Grok exposed the text-rendering failure mode most clearly

There is a real idea here: a century-by-century structure with broad historical transitions. But label degradation damages the entire diagram. Garbled text such as Pellpesrray, Monogl, and Americh Indepelution means the viewer cannot trust the content without external verification.

Four Findings That Matter Beyond This One Test

Format interpretation matters as much as model capability

Claude won in part because it redefined the task. It did not just paint a picture of history. It built a navigable interface for historical information.

Visual quality is a poor proxy for truth

ChatGPT's result looks polished enough to be trusted, which is exactly why its factual slips matter. Beautiful misinformation is still misinformation.

Text rendering remains a major weakness in image-led outputs

When a diagram depends on labels, dates, and named events, text corruption is not a small artifact. It is a structural failure that collapses the whole informational purpose.

Global representation still requires deliberate prompting

Three of the four outputs remained predominantly Western or Europe-first. Only Claude systematically represented Africa, the Americas, Asia, and the Middle East alongside Europe.

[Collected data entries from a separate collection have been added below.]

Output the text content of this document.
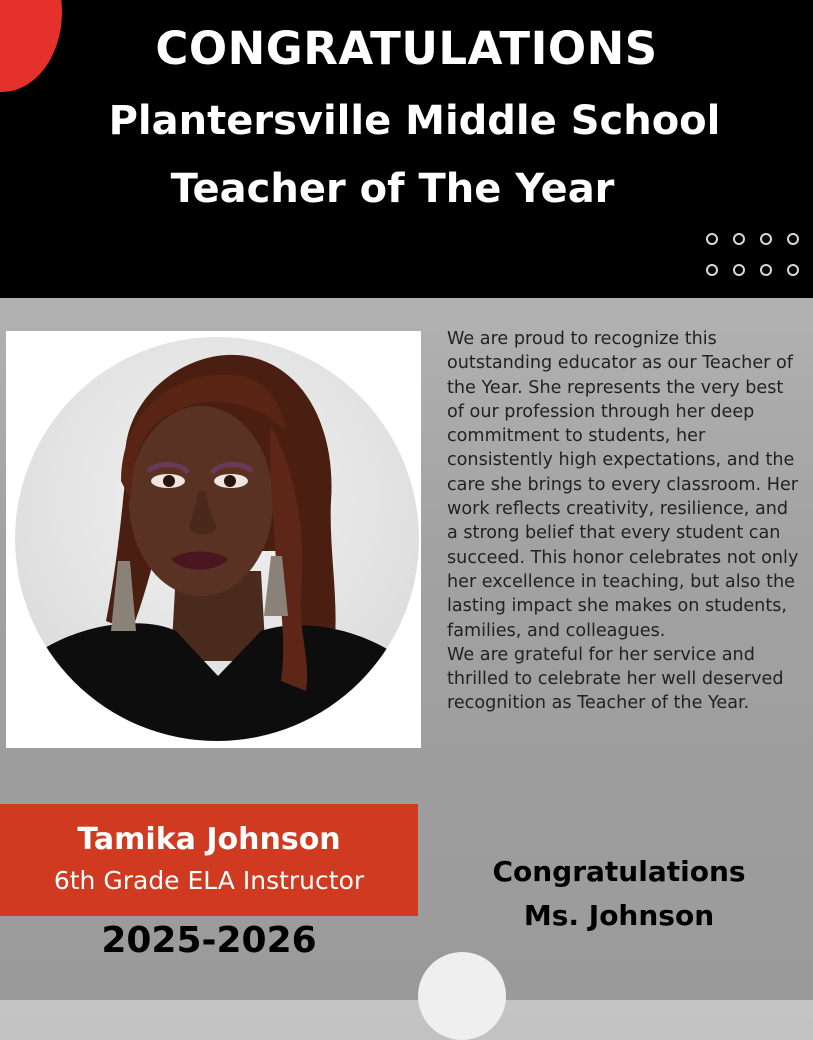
CONGRATULATIONS
Plantersville Middle School
Teacher of The Year

We are proud to recognize this outstanding educator as our Teacher of the Year. She represents the very best of our profession through her deep commitment to students, her consistently high expectations, and the care she brings to every classroom. Her work reflects creativity, resilience, and a strong belief that every student can succeed. This honor celebrates not only her excellence in teaching, but also the lasting impact she makes on students, families, and colleagues.

We are grateful for her service and thrilled to celebrate her well deserved recognition as Teacher of the Year.

Congratulations
Ms. Johnson
Tamika Johnson
6th Grade ELA Instructor
2025-2026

Practical Recommendation by Use Case

Research and Education

Use Claude

Best when accuracy, depth, and global representation matter more than quick image aesthetics. Strongest fit for explainers, teaching material, and documentation.

Presentation-Friendly Static Graphic

Use Gemini

Best when you want a clean infographic format that a broad audience can absorb quickly, provided you are willing to verify details and expand the global scope.

Decorative Historical Art

Use ChatGPT carefully

Best for mood, style, and visual impact. Not a safe choice for factual diagrams unless every date, label, and event placement is manually checked.

Information-Dense Diagrams

Avoid Grok for now

The current text-rendering quality is too weak for serious timeline communication. It may work better for icon-led concepts than label-heavy historical visuals.

Bottom Line

This test makes one thing very clear: visual AI performance is not only about image quality. It is about format choice, factual fidelity, legible text, and whether the output actually functions as a diagram once the novelty wears off.

Under a single first-pass prompt with no refinement, Claude showed a clear advantage for this kind of historical communication task. Gemini was the best compromise if a static image was required. ChatGPT was visually impressive but too error-prone to trust uncritically. Grok needs better text reliability before it can be recommended for information-dense timeline work.